A management consultant provides external advice for organisations that require specialist expertise or an objective outside perspective on their business. Consultancy usually involves the identification and assessment of a problem or the analysis of a specific area of an organisation, the reporting of findings and the formulation of recommendations for improvement.
Consultants are commonly called in for business improvement, change of management, information technology and long-term planning projects.
In essence, a consultant’s job is to advise a company on improvements that could be made to its business. However, the range of work in consultancy is extremely varied and consultants can be found in almost any business sector. The variety of work available ensures that a career in consultancy provides diverse and interesting opportunities to any hardworking graduate.
The different areas of consulting activity
- Business strategy – a general business appraisal of a company.

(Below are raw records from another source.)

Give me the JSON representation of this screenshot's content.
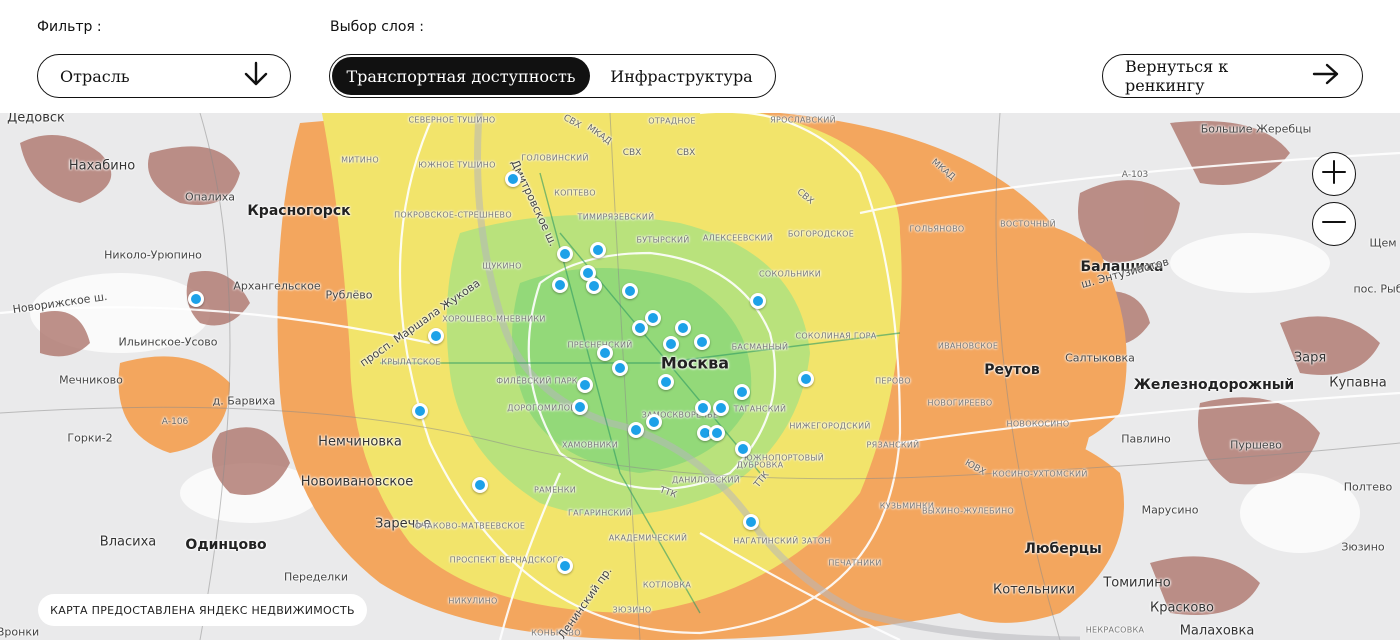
{
  "filter": {
    "caption": "Фильтр :",
    "selected": "Отрасль",
    "icon": "arrow-down-icon"
  },
  "layer": {
    "caption": "Выбор слоя :",
    "options": [
      "Транспортная доступность",
      "Инфраструктура"
    ],
    "active": "Транспортная доступность"
  },
  "back_button": {
    "label": "Вернуться к ренкингу",
    "icon": "arrow-right-icon"
  },
  "zoom": {
    "in_icon": "plus-icon",
    "out_icon": "minus-icon"
  },
  "attribution": "КАРТА ПРЕДОСТАВЛЕНА ЯНДЕКС НЕДВИЖИМОСТЬ",
  "colors": {
    "accent": "#111111",
    "marker": "#1da1e8",
    "heat_high": "#9bdc7d",
    "heat_mid": "#f2e56a",
    "heat_low": "#f3a35c",
    "heat_min": "#a8766c"
  },
  "map": {
    "cities": {
      "moscow": "Москва",
      "krasnogorsk": "Красногорск",
      "balashikha": "Балашиха",
      "reutov": "Реутов",
      "zheleznodorozhny": "Железнодорожный",
      "lyubertsy": "Люберцы",
      "odintsovo": "Одинцово",
      "nakhabino": "Нахабино",
      "nemchinovka": "Немчиновка",
      "zarechye": "Заречье",
      "novoivanovskoe": "Новоивановское",
      "kotelniki": "Котельники",
      "kupavna": "Купавна",
      "zarya": "Заря",
      "tomilino": "Томилино",
      "kraskovo": "Красково",
      "malakhovka": "Малаховка",
      "vlasikha": "Власиха",
      "dedovsk": "Дедовск"
    },
    "towns": {
      "opalikha": "Опалиха",
      "nikolo_uryupino": "Николо-Урюпино",
      "arkhangelskoe": "Архангельское",
      "rublevo": "Рублёво",
      "ilinskoe_usovo": "Ильинское-Усово",
      "mechnikovo": "Мечниково",
      "d_barvikha": "д. Барвиха",
      "gorki_2": "Горки-2",
      "peredelki": "Переделки",
      "saltykovka": "Салтыковка",
      "pavlino": "Павлино",
      "purshevo": "Пуршево",
      "marusino": "Марусино",
      "bolshie_zherebtsy": "Большие Жеребцы",
      "pos_ryazhsk": "пос. Рыб",
      "ozerki": "Щем",
      "vronki": "Вронки",
      "zyuzino": "Зюзино",
      "poltevo": "Полтево"
    },
    "districts": {
      "severnoe_tushino": "СЕВЕРНОЕ ТУШИНО",
      "mitino": "МИТИНО",
      "yuzhnoe_tushino": "ЮЖНОЕ ТУШИНО",
      "golovinsky": "ГОЛОВИНСКИЙ",
      "koptevo": "КОПТЕВО",
      "timiryazevsky": "ТИМИРЯЗЕВСКИЙ",
      "butyrsky": "БУТЫРСКИЙ",
      "alekseevsky": "АЛЕКСЕЕВСКИЙ",
      "otradnoe": "ОТРАДНОЕ",
      "yaroslavsky": "ЯРОСЛАВСКИЙ",
      "sokolniki": "СОКОЛЬНИКИ",
      "bogorodskoe": "БОГОРОДСКОЕ",
      "golyanovo": "ГОЛЬЯНОВО",
      "vostochny": "ВОСТОЧНЫЙ",
      "pokrovskoe_streshnevo": "ПОКРОВСКОЕ-СТРЕШНЕВО",
      "shchukino": "ЩУКИНО",
      "khoroshevo_mnevniki": "ХОРОШЕВО-МНЕВНИКИ",
      "krylatskoe": "КРЫЛАТСКОЕ",
      "filevsky_park": "ФИЛЁВСКИЙ ПАРК",
      "dorogomilovo": "ДОРОГОМИЛОВО",
      "ramenki": "РАМЕНКИ",
      "ochakovo": "ОЧАКОВО-МАТВЕЕВСКОЕ",
      "prospekt_vernadskogo": "ПРОСПЕКТ ВЕРНАДСКОГО",
      "nikulino": "НИКУЛИНО",
      "akademichesky": "АКАДЕМИЧЕСКИЙ",
      "gagarinsky": "ГАГАРИНСКИЙ",
      "kotlovka": "КОТЛОВКА",
      "zyuzino_d": "ЗЮЗИНО",
      "konkovo": "КОНЬКОВО",
      "danilovsky": "ДАНИЛОВСКИЙ",
      "nagatinsky_zaton": "НАГАТИНСКИЙ ЗАТОН",
      "tagansky": "ТАГАНСКИЙ",
      "basmanny": "БАСМАННЫЙ",
      "sokolinaya_gora": "СОКОЛИНАЯ ГОРА",
      "ivanovskoe": "ИВАНОВСКОЕ",
      "perovo": "ПЕРОВО",
      "ryazansky": "РЯЗАНСКИЙ",
      "nizhegorodsky": "НИЖЕГОРОДСКИЙ",
      "kuzminki": "КУЗЬМИНКИ",
      "vykhino": "ВЫХИНО-ЖУЛЕБИНО",
      "novokosino": "НОВОКОСИНО",
      "nekrasovka": "НЕКРАСОВКА",
      "kosino": "КОСИНО-УХТОМСКИЙ",
      "dubrovka": "ДУБРОВКА",
      "pechatniki": "ПЕЧАТНИКИ",
      "yuzhnoportovy": "ЮЖНОПОРТОВЫЙ",
      "novogireevo": "НОВОГИРЕЕВО",
      "presnensky": "ПРЕСНЕНСКИЙ",
      "khamovniki": "ХАМОВНИКИ",
      "zamoskvorechye": "ЗАМОСКВОРЕЧЬЕ"
    },
    "roads": {
      "mkad_1": "МКАД",
      "mkad_2": "МКАД",
      "ttk_1": "ТТК",
      "ttk_2": "ТТК",
      "svkh_1": "СВХ",
      "svkh_2": "СВХ",
      "svkh_3": "СВХ",
      "svkh_4": "СВХ",
      "a103": "А-103",
      "a106": "А-106",
      "novorizhskoe": "Новорижское ш.",
      "entuziastov": "ш. Энтузиастов",
      "marshala_zhukova": "просп. Маршала Жукова",
      "leninsky": "Ленинский пр.",
      "dmitrovskoe": "Дмитровское ш.",
      "yuv": "ЮВХ"
    }
  }
}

- Manufacturing and business services – a review of the layout of a production department and productivity.
- Financial and management controls – profit planning, budget control and office reorganisation work.

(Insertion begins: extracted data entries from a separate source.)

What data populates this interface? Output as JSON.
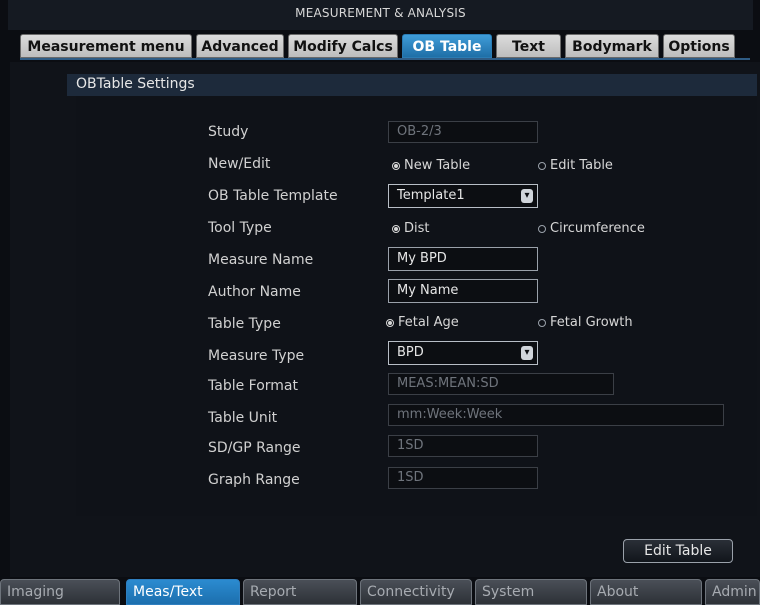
{
  "window": {
    "title": "MEASUREMENT & ANALYSIS"
  },
  "tabs": [
    {
      "label": "Measurement menu",
      "active": false
    },
    {
      "label": "Advanced",
      "active": false
    },
    {
      "label": "Modify Calcs",
      "active": false
    },
    {
      "label": "OB Table",
      "active": true
    },
    {
      "label": "Text",
      "active": false
    },
    {
      "label": "Bodymark",
      "active": false
    },
    {
      "label": "Options",
      "active": false
    }
  ],
  "section": {
    "title": "OBTable Settings"
  },
  "form": {
    "study": {
      "label": "Study",
      "value": "OB-2/3"
    },
    "new_edit": {
      "label": "New/Edit",
      "option_new": "New Table",
      "option_edit": "Edit Table",
      "selected": "New Table"
    },
    "template": {
      "label": "OB Table Template",
      "value": "Template1"
    },
    "tool_type": {
      "label": "Tool Type",
      "option_dist": "Dist",
      "option_circ": "Circumference",
      "selected": "Dist"
    },
    "measure_name": {
      "label": "Measure Name",
      "value": "My BPD"
    },
    "author_name": {
      "label": "Author Name",
      "value": "My Name"
    },
    "table_type": {
      "label": "Table Type",
      "option_fetal_age": "Fetal Age",
      "option_fetal_growth": "Fetal Growth",
      "selected": "Fetal Age"
    },
    "measure_type": {
      "label": "Measure Type",
      "value": "BPD"
    },
    "table_format": {
      "label": "Table Format",
      "value": "MEAS:MEAN:SD"
    },
    "table_unit": {
      "label": "Table Unit",
      "value": "mm:Week:Week"
    },
    "sdgp_range": {
      "label": "SD/GP Range",
      "value": "1SD"
    },
    "graph_range": {
      "label": "Graph Range",
      "value": "1SD"
    }
  },
  "actions": {
    "edit_table": "Edit Table"
  },
  "bottom_tabs": [
    {
      "label": "Imaging",
      "active": false
    },
    {
      "label": "Meas/Text",
      "active": true
    },
    {
      "label": "Report",
      "active": false
    },
    {
      "label": "Connectivity",
      "active": false
    },
    {
      "label": "System",
      "active": false
    },
    {
      "label": "About",
      "active": false
    },
    {
      "label": "Admin",
      "active": false
    }
  ]
}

- Human Resources – advising on personnel policy, job evaluation and industrial relations.
- Marketing – carrying out market research and business forecasting alongside training and organisation of sales departments and outlets.
- Environmental management – ecological and sociological studies for the encouragement of quality of lifestyle.

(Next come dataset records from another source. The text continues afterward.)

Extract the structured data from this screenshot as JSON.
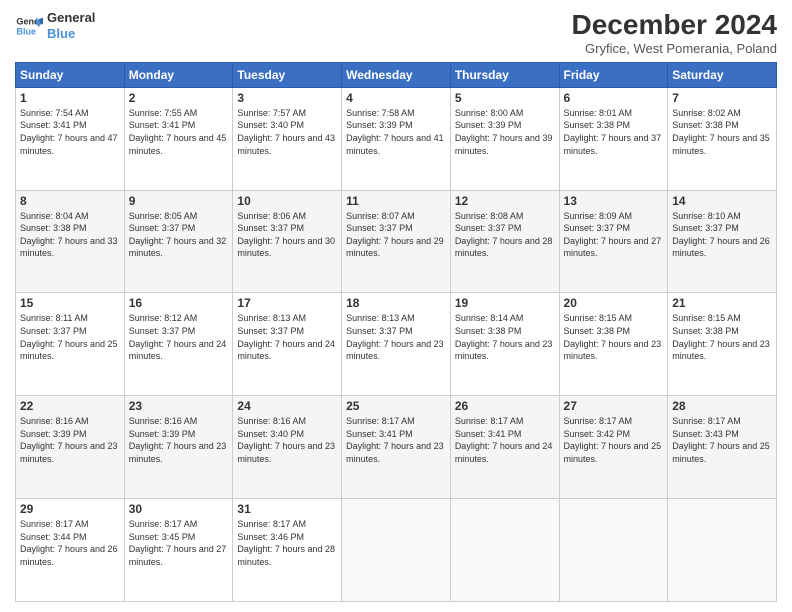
{
  "logo": {
    "line1": "General",
    "line2": "Blue"
  },
  "title": "December 2024",
  "subtitle": "Gryfice, West Pomerania, Poland",
  "days_header": [
    "Sunday",
    "Monday",
    "Tuesday",
    "Wednesday",
    "Thursday",
    "Friday",
    "Saturday"
  ],
  "weeks": [
    [
      {
        "day": "1",
        "info": "Sunrise: 7:54 AM\nSunset: 3:41 PM\nDaylight: 7 hours and 47 minutes."
      },
      {
        "day": "2",
        "info": "Sunrise: 7:55 AM\nSunset: 3:41 PM\nDaylight: 7 hours and 45 minutes."
      },
      {
        "day": "3",
        "info": "Sunrise: 7:57 AM\nSunset: 3:40 PM\nDaylight: 7 hours and 43 minutes."
      },
      {
        "day": "4",
        "info": "Sunrise: 7:58 AM\nSunset: 3:39 PM\nDaylight: 7 hours and 41 minutes."
      },
      {
        "day": "5",
        "info": "Sunrise: 8:00 AM\nSunset: 3:39 PM\nDaylight: 7 hours and 39 minutes."
      },
      {
        "day": "6",
        "info": "Sunrise: 8:01 AM\nSunset: 3:38 PM\nDaylight: 7 hours and 37 minutes."
      },
      {
        "day": "7",
        "info": "Sunrise: 8:02 AM\nSunset: 3:38 PM\nDaylight: 7 hours and 35 minutes."
      }
    ],
    [
      {
        "day": "8",
        "info": "Sunrise: 8:04 AM\nSunset: 3:38 PM\nDaylight: 7 hours and 33 minutes."
      },
      {
        "day": "9",
        "info": "Sunrise: 8:05 AM\nSunset: 3:37 PM\nDaylight: 7 hours and 32 minutes."
      },
      {
        "day": "10",
        "info": "Sunrise: 8:06 AM\nSunset: 3:37 PM\nDaylight: 7 hours and 30 minutes."
      },
      {
        "day": "11",
        "info": "Sunrise: 8:07 AM\nSunset: 3:37 PM\nDaylight: 7 hours and 29 minutes."
      },
      {
        "day": "12",
        "info": "Sunrise: 8:08 AM\nSunset: 3:37 PM\nDaylight: 7 hours and 28 minutes."
      },
      {
        "day": "13",
        "info": "Sunrise: 8:09 AM\nSunset: 3:37 PM\nDaylight: 7 hours and 27 minutes."
      },
      {
        "day": "14",
        "info": "Sunrise: 8:10 AM\nSunset: 3:37 PM\nDaylight: 7 hours and 26 minutes."
      }
    ],
    [
      {
        "day": "15",
        "info": "Sunrise: 8:11 AM\nSunset: 3:37 PM\nDaylight: 7 hours and 25 minutes."
      },
      {
        "day": "16",
        "info": "Sunrise: 8:12 AM\nSunset: 3:37 PM\nDaylight: 7 hours and 24 minutes."
      },
      {
        "day": "17",
        "info": "Sunrise: 8:13 AM\nSunset: 3:37 PM\nDaylight: 7 hours and 24 minutes."
      },
      {
        "day": "18",
        "info": "Sunrise: 8:13 AM\nSunset: 3:37 PM\nDaylight: 7 hours and 23 minutes."
      },
      {
        "day": "19",
        "info": "Sunrise: 8:14 AM\nSunset: 3:38 PM\nDaylight: 7 hours and 23 minutes."
      },
      {
        "day": "20",
        "info": "Sunrise: 8:15 AM\nSunset: 3:38 PM\nDaylight: 7 hours and 23 minutes."
      },
      {
        "day": "21",
        "info": "Sunrise: 8:15 AM\nSunset: 3:38 PM\nDaylight: 7 hours and 23 minutes."
      }
    ],
    [
      {
        "day": "22",
        "info": "Sunrise: 8:16 AM\nSunset: 3:39 PM\nDaylight: 7 hours and 23 minutes."
      },
      {
        "day": "23",
        "info": "Sunrise: 8:16 AM\nSunset: 3:39 PM\nDaylight: 7 hours and 23 minutes."
      },
      {
        "day": "24",
        "info": "Sunrise: 8:16 AM\nSunset: 3:40 PM\nDaylight: 7 hours and 23 minutes."
      },
      {
        "day": "25",
        "info": "Sunrise: 8:17 AM\nSunset: 3:41 PM\nDaylight: 7 hours and 23 minutes."
      },
      {
        "day": "26",
        "info": "Sunrise: 8:17 AM\nSunset: 3:41 PM\nDaylight: 7 hours and 24 minutes."
      },
      {
        "day": "27",
        "info": "Sunrise: 8:17 AM\nSunset: 3:42 PM\nDaylight: 7 hours and 25 minutes."
      },
      {
        "day": "28",
        "info": "Sunrise: 8:17 AM\nSunset: 3:43 PM\nDaylight: 7 hours and 25 minutes."
      }
    ],
    [
      {
        "day": "29",
        "info": "Sunrise: 8:17 AM\nSunset: 3:44 PM\nDaylight: 7 hours and 26 minutes."
      },
      {
        "day": "30",
        "info": "Sunrise: 8:17 AM\nSunset: 3:45 PM\nDaylight: 7 hours and 27 minutes."
      },
      {
        "day": "31",
        "info": "Sunrise: 8:17 AM\nSunset: 3:46 PM\nDaylight: 7 hours and 28 minutes."
      },
      null,
      null,
      null,
      null
    ]
  ]
}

- Quality management – the setting of policy and strategy around customer satisfaction, performance measurement and people management.
- Information technology – the provision of software, systems, design and applications following hardware evaluations.
Graduates or those with up to two years’ postgraduate work experience start as an Analyst earning around £32,000.
From here you can next progress to become a Consultant earning around £50,000, all the way to an Equity Director/ Salaried Partner earning £250,000+.
At larger firms, the competition to hire has led to ‘little extras’ such as: sign-on bonuses of £2,500 or interest-free loans of £7,500, iPhones and iPads, gym memberships and personal development study support. Depending on the size of firm you work for, you could also receive benefits such as private health schemes and bonuses at the end of the year.
Basic requirements for becoming a consultant
To become a management consultant strong academic background to degree level with a minimum of a 2:1 or equivalent is needed, along with good interpersonal skills. Having a previous internship or work experience with a management consultant also helps your CV stand out from other applicants’.